Was this primarily about the consequences of their sin? Or was it about God insisting on a rhythm they had ignored for far too long? Maybe it was both.
It was the Sabbath line that grabbed me today. I kept wondering why it mattered so much in the bigger picture of the exile. The consequence and the command to rest seemed oddly connected. What tied those two together? As I prayed on it, the Lord kept pressing on my heart the Issue of Lordship.
Suddenly the exile and the Sabbath made sense in the same sentence. The downfall of Israel wasn’t just bad behavior… it was a failure to recognize God as Lord. They relied on themselves,
chased what gratified them, piled up idols, and eventually were handed over to the very things they thought would satisfy.
Israel wasn’t just choosing self—they were ignoring the One who rescued them. Sabbath wasn’t about taking a break; it was about acknowledging who actually runs the world. Who provides. Who protects. Who leads. Every time they rejected Sabbath, they were rejecting Him. Every idol was another “no” to His authority. Every alliance they trusted more than God revealed a heart already drifting. The exile—harsh as it was—revealed two things at once:
The consequence of choosing self-rule
The kindness of a God who refuses to let His people stay in the chaos they created.

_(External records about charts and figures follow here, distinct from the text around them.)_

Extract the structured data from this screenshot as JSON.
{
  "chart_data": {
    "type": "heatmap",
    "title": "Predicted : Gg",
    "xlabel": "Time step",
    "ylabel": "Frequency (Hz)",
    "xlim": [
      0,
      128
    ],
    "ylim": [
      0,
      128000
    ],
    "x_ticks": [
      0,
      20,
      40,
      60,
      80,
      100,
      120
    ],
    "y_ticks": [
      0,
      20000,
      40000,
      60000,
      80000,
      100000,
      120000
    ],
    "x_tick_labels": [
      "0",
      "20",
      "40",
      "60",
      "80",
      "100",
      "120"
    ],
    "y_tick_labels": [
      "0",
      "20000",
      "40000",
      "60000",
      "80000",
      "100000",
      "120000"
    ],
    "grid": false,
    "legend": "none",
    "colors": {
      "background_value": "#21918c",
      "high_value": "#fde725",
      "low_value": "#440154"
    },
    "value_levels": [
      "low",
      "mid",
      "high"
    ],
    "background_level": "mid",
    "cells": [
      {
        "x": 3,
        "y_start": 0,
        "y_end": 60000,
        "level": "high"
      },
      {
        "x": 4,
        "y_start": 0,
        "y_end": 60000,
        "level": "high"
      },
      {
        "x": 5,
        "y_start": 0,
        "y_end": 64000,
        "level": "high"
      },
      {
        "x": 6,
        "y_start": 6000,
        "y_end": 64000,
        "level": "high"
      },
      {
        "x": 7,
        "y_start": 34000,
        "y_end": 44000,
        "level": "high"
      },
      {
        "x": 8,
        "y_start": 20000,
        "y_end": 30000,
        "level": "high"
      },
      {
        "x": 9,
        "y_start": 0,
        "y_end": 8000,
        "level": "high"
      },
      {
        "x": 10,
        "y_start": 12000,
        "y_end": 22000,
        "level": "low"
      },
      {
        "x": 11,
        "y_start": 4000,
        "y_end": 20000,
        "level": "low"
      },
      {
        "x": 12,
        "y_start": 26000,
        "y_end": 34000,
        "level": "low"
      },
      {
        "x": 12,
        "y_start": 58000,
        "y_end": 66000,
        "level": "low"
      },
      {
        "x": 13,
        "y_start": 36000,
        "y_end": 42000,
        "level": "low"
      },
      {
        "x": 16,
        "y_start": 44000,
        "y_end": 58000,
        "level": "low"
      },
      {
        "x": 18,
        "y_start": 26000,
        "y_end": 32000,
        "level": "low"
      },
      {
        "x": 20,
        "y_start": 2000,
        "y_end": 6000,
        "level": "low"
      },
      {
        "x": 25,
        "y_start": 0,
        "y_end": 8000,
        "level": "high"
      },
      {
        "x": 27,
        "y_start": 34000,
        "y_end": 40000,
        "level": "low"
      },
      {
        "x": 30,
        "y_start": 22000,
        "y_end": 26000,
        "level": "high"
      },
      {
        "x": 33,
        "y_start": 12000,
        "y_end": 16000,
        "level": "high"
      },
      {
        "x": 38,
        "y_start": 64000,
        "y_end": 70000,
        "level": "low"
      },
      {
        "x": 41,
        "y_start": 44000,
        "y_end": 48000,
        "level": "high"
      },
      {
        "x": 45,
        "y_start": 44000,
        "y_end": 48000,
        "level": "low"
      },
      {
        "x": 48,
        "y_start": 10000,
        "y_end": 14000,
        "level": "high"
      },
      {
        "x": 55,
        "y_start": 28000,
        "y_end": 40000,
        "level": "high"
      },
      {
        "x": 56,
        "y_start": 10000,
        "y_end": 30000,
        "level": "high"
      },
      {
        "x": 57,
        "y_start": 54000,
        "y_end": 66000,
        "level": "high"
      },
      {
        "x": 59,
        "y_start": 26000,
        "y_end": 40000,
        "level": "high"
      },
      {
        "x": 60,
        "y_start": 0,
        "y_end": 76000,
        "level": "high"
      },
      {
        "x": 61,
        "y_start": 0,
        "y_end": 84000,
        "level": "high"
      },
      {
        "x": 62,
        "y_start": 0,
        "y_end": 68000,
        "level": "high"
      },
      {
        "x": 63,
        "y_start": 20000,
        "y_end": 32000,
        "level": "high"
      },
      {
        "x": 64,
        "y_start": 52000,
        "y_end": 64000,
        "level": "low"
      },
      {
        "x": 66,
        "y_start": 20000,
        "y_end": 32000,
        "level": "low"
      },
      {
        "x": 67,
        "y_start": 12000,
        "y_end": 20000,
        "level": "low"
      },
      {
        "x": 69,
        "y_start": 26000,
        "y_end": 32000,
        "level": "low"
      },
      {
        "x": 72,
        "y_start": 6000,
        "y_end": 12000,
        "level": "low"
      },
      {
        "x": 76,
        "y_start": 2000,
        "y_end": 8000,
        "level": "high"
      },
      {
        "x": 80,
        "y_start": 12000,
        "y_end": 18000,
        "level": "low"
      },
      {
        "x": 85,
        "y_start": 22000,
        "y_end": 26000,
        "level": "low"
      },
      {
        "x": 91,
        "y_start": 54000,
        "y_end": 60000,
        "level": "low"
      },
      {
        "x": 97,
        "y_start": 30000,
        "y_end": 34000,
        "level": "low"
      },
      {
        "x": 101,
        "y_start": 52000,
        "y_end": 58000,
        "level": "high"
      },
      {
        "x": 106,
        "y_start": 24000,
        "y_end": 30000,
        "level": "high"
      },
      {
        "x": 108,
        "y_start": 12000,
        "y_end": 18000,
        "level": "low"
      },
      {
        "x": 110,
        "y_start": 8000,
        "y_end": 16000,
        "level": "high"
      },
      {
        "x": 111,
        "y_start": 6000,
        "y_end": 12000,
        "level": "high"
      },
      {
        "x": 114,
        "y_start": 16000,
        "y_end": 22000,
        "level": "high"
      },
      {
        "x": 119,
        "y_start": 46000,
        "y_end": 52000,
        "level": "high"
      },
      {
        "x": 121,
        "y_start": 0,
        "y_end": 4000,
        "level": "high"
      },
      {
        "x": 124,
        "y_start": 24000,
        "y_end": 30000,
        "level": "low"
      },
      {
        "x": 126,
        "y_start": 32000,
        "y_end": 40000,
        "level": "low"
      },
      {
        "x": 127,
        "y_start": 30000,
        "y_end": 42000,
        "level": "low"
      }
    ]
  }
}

Their hearts had been off long before Babylon marched in.
The exile wasn’t just punishment… it was a reset of what they had broken.
Even the land got a reminder of who really owns it. This is where I have landed. I continue to struggle with sabbath and rest. What about resting am I avoiding or unable to surrender to? I have way too much of my identity wrapped up in what I do and achieve. Holy moly does this hit home for me.